Font Size:

“Is that what happened to you?” she asked.

When he realized just what it was she was asking, the intimately personal nature of the question, he felt such fury that it was on the tip of his tongue to dismiss her for the night. Her impertinence knew no bounds. But a conversation, of course, was a two-way thing, and he was the one who had tried to get a conversation going.

He never had conversations, even with his male friends. Not on personal matters. He never talked about himself.

Wasthat what had happened to him?

“I was always rather fond of Angeline and Ferdinand,” he said with a shrug. “We fought constantly, as I suppose most brothers and sisters do, though the fact that we were Dudleys doubtless made us a little more boisterous and quarrelsome than most. We also played and got into mischief together. Ferdinand and I were even gallant enough on occasion to take the thrashing for what Angeline had done, though I suppose we punished her for it in our own way.”

“Why does being a Dudley mean that you must be more unruly, more vicious, more dangerous than anyone else?” she asked.

He thought about it, about his family, about the vision of themselves and their place in the scheme of things that had been bred into them from birth onward, and even perhaps before then.

“If you had known my father and my grandfather,” he replied, “you would not even ask the question.”

“And you feel you must live up to their reputations?” she asked. “Is it from personal choice that you do so? Or did you become trapped in your role as eldest son and heir and eventually the Duke of Tresham yourself?”

He chuckled softly. “If you knew my full reputation, Miss Ingleby,” he said, “you would not need to ask that question either. I have not rested on the laurels of my forebears, I assure you. I have sufficient of my own.”

“I know,” she said, “that you are considered more proficient than any other gentleman with a wide range of weapons. I know that you have fought more than one duel. I suppose they were all over women?”

He inclined his head.

“I know,” she said, “that you consort with married ladies without any regard to the sanctity of marriage or the feelings of the spouse you wrong.”

“You presume to know a great deal about me,” he said mockingly.

“I would have to be both blind and deaf not to,” she said. “I know that you look upon everyone who is beneath you socially—and that is almost everyone—as scions to run and fetch for you and to obey your every command without question.”

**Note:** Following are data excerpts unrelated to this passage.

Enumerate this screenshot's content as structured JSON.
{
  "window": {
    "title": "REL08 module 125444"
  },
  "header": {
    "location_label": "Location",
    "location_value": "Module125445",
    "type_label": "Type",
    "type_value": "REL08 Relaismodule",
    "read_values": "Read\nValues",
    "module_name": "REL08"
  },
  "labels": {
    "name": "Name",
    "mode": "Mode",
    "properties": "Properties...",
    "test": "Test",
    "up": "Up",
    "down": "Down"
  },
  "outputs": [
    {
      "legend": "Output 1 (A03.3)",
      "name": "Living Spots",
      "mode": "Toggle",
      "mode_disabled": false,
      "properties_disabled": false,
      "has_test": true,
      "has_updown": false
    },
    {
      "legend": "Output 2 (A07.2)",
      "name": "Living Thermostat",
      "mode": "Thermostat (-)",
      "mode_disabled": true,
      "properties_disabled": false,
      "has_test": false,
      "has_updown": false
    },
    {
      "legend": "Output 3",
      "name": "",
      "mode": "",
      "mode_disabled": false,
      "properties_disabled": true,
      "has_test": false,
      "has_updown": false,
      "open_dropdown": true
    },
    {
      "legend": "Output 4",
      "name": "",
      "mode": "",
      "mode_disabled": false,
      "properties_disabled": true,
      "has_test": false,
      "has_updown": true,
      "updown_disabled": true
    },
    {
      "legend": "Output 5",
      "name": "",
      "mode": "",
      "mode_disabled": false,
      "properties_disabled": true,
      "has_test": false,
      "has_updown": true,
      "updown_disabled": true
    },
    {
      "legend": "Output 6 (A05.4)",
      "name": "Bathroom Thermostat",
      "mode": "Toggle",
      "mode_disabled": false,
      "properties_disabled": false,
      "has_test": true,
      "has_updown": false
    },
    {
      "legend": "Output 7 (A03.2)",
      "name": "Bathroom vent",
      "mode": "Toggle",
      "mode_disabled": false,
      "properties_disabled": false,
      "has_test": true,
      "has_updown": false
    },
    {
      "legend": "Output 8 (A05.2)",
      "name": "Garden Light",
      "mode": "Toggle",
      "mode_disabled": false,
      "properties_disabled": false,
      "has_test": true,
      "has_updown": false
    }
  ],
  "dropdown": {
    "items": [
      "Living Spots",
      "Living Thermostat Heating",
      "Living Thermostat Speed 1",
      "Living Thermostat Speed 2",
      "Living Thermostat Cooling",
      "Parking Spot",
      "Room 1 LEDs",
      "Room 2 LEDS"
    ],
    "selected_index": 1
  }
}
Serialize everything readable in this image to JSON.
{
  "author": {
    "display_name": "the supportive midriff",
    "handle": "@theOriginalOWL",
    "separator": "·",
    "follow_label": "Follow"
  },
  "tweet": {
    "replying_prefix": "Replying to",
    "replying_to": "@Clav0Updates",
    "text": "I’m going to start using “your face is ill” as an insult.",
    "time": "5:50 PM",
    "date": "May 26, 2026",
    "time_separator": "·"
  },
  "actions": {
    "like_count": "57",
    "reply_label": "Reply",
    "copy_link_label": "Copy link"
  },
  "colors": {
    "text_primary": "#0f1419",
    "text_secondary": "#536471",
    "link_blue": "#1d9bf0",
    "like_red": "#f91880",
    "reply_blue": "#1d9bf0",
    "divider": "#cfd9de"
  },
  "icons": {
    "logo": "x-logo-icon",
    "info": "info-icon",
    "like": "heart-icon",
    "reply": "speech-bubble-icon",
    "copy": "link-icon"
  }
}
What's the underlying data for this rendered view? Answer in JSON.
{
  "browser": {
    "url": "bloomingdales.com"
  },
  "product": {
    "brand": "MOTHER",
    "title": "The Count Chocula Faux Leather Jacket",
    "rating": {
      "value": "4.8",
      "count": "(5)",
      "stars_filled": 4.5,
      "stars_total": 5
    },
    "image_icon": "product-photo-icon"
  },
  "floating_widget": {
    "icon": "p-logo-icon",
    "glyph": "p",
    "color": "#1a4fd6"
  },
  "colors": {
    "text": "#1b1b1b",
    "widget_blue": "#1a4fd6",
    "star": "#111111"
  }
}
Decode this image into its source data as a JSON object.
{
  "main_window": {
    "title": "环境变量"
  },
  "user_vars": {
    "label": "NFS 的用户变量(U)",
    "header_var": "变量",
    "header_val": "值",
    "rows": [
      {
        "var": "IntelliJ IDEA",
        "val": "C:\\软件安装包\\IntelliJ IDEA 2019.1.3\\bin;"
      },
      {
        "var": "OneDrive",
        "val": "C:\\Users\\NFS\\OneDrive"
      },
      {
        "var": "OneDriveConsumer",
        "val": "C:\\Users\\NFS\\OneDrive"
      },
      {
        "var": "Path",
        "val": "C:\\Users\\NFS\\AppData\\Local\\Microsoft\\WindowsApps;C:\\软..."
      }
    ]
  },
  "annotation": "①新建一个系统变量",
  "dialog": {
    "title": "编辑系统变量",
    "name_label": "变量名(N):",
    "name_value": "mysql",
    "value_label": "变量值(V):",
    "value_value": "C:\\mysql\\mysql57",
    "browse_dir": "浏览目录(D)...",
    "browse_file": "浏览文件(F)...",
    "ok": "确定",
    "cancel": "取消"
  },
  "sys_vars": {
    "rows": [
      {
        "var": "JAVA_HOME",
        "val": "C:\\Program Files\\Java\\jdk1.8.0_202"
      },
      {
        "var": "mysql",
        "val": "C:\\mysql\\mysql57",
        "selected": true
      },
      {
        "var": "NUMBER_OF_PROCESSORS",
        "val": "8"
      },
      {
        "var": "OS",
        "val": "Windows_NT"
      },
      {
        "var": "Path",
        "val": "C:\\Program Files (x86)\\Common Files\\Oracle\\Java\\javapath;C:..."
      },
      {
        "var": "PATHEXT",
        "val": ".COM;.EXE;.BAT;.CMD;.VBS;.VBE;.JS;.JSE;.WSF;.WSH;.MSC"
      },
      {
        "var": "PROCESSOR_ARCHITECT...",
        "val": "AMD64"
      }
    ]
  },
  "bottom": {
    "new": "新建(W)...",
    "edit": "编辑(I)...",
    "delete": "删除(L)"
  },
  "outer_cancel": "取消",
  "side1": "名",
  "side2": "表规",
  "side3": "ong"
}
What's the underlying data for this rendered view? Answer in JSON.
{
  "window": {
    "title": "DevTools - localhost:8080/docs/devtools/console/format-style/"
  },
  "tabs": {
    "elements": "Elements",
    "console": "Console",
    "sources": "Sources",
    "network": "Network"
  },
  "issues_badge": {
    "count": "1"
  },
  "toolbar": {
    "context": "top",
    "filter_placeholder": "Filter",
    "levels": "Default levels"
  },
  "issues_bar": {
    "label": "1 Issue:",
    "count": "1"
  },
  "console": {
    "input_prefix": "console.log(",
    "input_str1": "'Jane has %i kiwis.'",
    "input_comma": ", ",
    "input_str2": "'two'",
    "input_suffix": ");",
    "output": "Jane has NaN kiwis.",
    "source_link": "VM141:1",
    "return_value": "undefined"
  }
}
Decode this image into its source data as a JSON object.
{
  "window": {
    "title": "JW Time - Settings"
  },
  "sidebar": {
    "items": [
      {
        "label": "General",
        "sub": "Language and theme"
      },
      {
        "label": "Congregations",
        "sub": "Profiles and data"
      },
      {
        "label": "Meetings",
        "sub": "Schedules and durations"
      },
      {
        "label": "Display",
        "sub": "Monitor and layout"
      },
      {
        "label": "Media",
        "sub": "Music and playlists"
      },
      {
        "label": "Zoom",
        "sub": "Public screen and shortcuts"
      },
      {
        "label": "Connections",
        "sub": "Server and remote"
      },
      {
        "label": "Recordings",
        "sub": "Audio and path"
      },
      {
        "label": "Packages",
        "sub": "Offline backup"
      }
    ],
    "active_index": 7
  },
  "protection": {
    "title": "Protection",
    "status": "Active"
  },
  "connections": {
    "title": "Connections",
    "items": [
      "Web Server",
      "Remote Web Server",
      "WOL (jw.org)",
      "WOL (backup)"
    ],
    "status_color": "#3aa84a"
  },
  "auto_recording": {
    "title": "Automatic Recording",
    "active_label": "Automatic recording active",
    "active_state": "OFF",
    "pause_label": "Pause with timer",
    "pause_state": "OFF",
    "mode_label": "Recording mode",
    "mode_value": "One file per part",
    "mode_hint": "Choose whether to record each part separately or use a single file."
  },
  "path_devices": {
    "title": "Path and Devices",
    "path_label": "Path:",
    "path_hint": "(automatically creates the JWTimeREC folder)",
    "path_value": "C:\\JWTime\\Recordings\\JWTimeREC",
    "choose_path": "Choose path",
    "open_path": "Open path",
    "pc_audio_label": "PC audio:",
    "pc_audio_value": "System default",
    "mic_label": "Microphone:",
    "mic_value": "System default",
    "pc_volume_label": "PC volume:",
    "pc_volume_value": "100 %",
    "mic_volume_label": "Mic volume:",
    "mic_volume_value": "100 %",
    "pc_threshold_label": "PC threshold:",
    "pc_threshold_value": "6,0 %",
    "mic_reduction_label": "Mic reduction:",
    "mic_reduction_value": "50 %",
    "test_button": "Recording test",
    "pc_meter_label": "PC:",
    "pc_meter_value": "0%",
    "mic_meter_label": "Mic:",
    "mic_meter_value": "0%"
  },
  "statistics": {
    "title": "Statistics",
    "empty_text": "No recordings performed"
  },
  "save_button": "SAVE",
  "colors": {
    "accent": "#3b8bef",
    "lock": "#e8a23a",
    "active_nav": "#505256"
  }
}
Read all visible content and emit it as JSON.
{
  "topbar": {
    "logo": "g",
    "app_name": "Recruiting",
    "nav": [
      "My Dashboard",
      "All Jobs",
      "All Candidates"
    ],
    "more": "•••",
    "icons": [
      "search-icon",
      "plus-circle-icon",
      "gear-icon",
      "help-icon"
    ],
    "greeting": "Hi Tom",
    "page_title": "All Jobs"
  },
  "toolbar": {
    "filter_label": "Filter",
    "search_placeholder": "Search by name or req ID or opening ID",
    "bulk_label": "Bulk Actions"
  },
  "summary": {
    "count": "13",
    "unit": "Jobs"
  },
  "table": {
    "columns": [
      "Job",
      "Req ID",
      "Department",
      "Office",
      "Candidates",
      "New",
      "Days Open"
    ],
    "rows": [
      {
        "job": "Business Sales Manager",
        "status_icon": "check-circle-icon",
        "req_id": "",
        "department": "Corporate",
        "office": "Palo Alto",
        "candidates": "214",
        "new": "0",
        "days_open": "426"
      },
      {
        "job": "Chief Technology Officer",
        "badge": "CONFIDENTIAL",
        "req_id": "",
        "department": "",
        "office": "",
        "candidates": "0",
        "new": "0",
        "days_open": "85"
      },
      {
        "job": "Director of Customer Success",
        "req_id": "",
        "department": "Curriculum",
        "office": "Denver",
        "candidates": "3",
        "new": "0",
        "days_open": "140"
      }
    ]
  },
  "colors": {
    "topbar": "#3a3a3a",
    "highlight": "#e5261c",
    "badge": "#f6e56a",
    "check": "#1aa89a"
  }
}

“And without even a please or thank you,” he added.

“You engage in the most foolhardy wagers, I daresay,” she said. “You have shown no concern this week over Lord Ferdinand’s impending curricle race to Brighton. He could break his neck.”

“Not Ferdinand,” he said. “Like me, he has a neck made of steel.”

“All that matters to you,” she said, “is that he win the race. Indeed, I do believe that you wish you could take his place so that you could break yours instead.”

“There is little point in entering a race,” he explained, “unless one means to win it, Miss Ingleby, though one also must know how to behave like a gentleman when one loses, of course. Are you scolding me, by any chance? Is this a gentle tirade against my manners and morals?”

“They are not my concern, your grace,” she said. “I am merely commenting upon what I have observed.”

“You have a low opinion of me,” he said.

“But I daresay,” she retorted, “my opinion means no more to you than the snap of your fingers.”

He chuckled softly. “I was different once upon a time, you know,” he said. “My father rescued me. He made sure I took the final step in my education to become a gentleman after his own heart. Perhaps you are fortunate, Miss Ingleby, never to have known your father or mother.”

“They must have loved you,” she said.

“Love.” He laughed. “I suppose you have an idealized conception of the emotion because you have never known a great deal of it yourself, or of what sometimes passes for it. If love is a disinterested devotion to the beloved, Jane, then indeed there is no such thing. There is only selfishness, a dedication to one’s own comfort, which the beloved is used to enhance. Dependency is not love. Domination is not love. Lust is certainly not it, though it can be a happy enough substitute on occasion.”

“You poor man,” she said.

He found the handle of his quizzing glass and lifted it to his eye. She sat looking back at him, seemingly quite composed. Most women in his experience either preened or squirmed under the scrutiny of his glass. On this occasion its use was an affectation anyway. His eyesight was not so poor that he could not see her perfectly well without it. He let the glass fall to his chest.

“My mother and father were a perfectly happy couple,” he said. “I never heard them exchange a cross word or saw them frown at each other. They produced three children, a sure sign of their devotion to each other.”

“Well, then,” Jane said, “you have just disproved your own theory.”